Rating: 5 out of 5
There is something fundamentally simple in Mr Bryson’s approach. While we aren’t dealing with a historian extraordinaire, it is clear that the author takes interest in nearly everything. Here, the story of the 1950’s and 1960’s in the United States is brought together with the first twenty years of the author’s life. The juxtaposition of the life with the times creates a modern chronicle with which the major political and economic events are coloured in with what Young Bill did.
One can nearly always bring the judgement against Mr Bryson that he uses too much sarcasm, that the hyperbole is too evident. The same applies here—though I generally enjoy the overconfidence he displays—especially when he speaks of his family, but a frequent reader knows to discount half of this to find the truth. In a change, a touching endword to this book also accounts for the exaggerations and describes the reaction of both friends and family. As such, even had I thought less of the author for these devices, the reader can forgive the seeming injustice he’s done to his peers.

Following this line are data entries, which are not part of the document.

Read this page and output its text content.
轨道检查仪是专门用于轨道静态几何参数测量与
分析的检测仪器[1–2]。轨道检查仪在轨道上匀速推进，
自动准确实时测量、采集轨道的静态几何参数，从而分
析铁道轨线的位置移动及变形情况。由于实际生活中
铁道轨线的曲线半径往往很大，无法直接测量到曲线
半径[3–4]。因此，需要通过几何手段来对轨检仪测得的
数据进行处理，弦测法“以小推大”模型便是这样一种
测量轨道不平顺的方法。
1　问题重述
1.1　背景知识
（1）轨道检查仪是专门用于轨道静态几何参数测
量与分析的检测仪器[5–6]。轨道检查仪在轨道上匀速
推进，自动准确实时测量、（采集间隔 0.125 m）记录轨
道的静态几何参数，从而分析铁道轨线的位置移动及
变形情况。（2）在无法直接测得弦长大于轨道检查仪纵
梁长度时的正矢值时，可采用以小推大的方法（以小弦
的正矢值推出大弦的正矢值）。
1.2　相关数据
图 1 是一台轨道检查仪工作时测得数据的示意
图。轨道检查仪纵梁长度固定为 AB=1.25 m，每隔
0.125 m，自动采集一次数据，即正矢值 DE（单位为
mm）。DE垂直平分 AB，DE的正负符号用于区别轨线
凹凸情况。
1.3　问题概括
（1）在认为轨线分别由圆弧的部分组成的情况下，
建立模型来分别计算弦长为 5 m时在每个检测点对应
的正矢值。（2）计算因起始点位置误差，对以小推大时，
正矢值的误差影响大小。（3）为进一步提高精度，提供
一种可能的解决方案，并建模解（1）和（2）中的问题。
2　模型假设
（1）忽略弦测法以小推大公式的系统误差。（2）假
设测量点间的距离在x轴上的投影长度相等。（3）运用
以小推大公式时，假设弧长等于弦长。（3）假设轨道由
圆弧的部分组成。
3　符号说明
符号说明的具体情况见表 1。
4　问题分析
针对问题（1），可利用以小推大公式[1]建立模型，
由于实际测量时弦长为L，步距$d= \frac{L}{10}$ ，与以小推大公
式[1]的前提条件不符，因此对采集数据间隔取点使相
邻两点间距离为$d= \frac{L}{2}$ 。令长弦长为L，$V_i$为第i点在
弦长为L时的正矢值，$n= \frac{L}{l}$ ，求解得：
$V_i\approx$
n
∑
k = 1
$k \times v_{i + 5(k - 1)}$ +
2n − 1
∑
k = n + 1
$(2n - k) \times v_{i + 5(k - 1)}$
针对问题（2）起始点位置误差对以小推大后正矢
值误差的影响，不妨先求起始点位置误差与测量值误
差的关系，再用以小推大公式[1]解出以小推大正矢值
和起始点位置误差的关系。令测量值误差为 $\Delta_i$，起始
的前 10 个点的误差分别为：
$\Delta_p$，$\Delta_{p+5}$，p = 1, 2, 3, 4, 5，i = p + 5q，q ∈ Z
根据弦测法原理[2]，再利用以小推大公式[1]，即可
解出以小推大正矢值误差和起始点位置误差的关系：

The selection of historical narratives which Mr Bryson chose to enliven his account are also commendable. This work does not portray itself as a political history or want to explain the intricacies of geography, and yet the author’s quill is capable enough that many events are described in great detail. It didn’t escape my notice that the description of the 1954 Guatemala coup was more thorough here than in some works which portray themselves as narrative histories or popular science books.
Overall, a strong recommend from me! I know not everyone can get past Mr Bryson’s funny but enjoyable style, but it is worth a try. If nothing else, this author is likely to expand most reader’s understanding of the United States!